= Blizzard Bash =

Demolition derby in Kansas

Blizzard Bash is an annual demolition derby event held in Stormont Vail Events Center in Topeka, Kansas, US. It is the world's largest indoor demolition derby, with over 250 drivers from all over the U.S. and Canada competing in 12 different events. The main event is a four-person team, sixteen team bracket-style tournament team derby, in which the winner is crowned team National Champions. The event occurs over a four-day period in mid-November. There are other modified and stock one heat classes in which drivers compete.

== History ==
The first Blizzard Bash event was held in Lincoln, Nebraska, in 2001 at the Lancaster Event Center. In 2010, the event moved to Topeka. It has gained popularity every year and is known for its hard-hitting, fast-paced action. It was voted as the "best demolition derby in the world" in 2014. In 2015, the event was expanded to take place over a four-day period.

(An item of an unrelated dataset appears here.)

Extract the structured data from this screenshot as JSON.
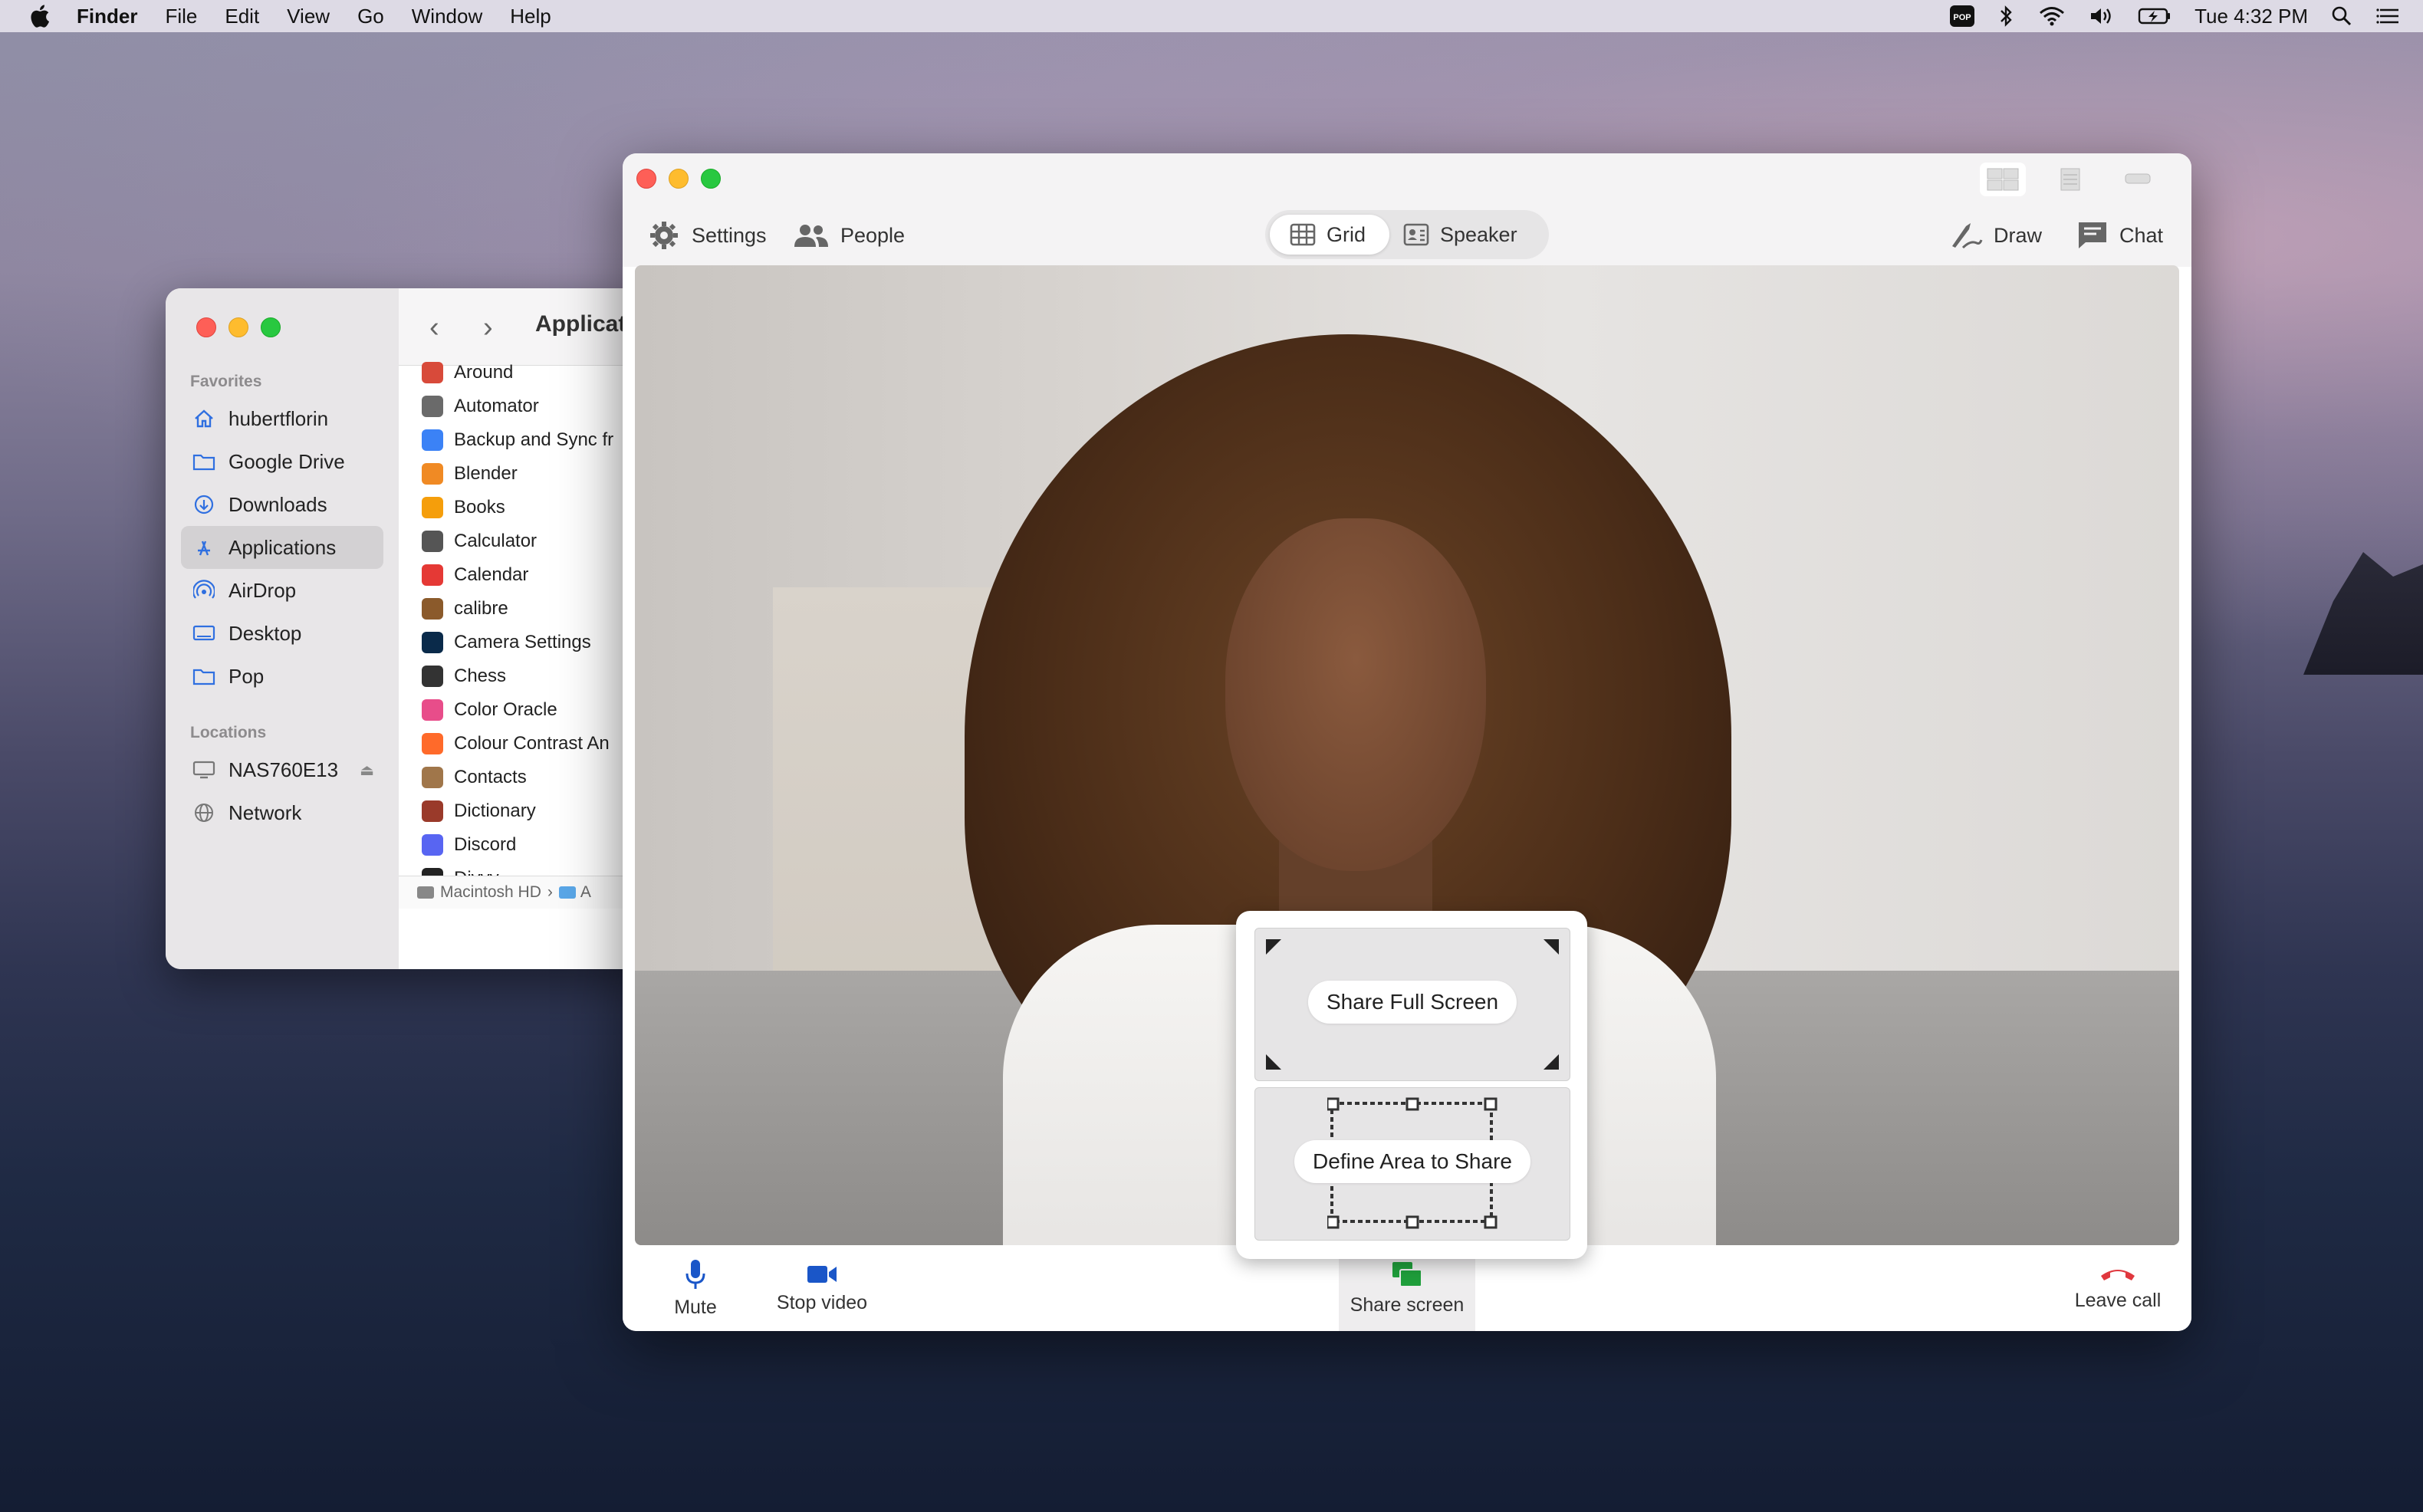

== Attendance and Revenue ==
In 2014, Blizzard Bash brought in more than $840,000 in revenue with over 13,000 in attendance over a three-day period. With the event extended an additional day in 2015, over 18,000 people attended and more than 10,000 watched online via pay-per-view, making it the second largest annual sporting event in the state of Kansas.

== Events ==
- National Championship Team Show: This event is a sixteen team bracket-style tournament, with each team having four drivers. The winning teams compete to make their way through the A-main bracket until they get to the five team feature. The last remaining teams in the feature wins the National Championship. The teams that lost in the first round compete to win the B-main bracket. The first two teams eliminated from the B-main bracket are not guaranteed a spot in the upcoming year's National Championship bracket. The winning team receives a $20,000 grand prize.
- Qualifying Team Championship: The Qualifying Team Championship is a bracket-style tournament of similar format to the National Championship tournament, with up to sixteen teams competing. The top two finishing teams are guaranteed a spot in the upcoming year's National Championship Team Show, plus prize money.
- 80s and Newer Modified: Fifty drivers compete in heats and consolation heats over a three-day period to earn a spot in the twenty-car feature heat. The top five finishers win prize money.
- Other Classes: There are other classes spread out throughout the event, limited to twenty drivers with the top four taking home prize money. They are Old Iron Modified, Old Iron Stock, 80s and Newer Stock, Trucks, Outlaws, Compact Stock, Compact Modified, Youth and Transitions Youth. There is also a Power Wheels event for children, with every competitor receiving a prize.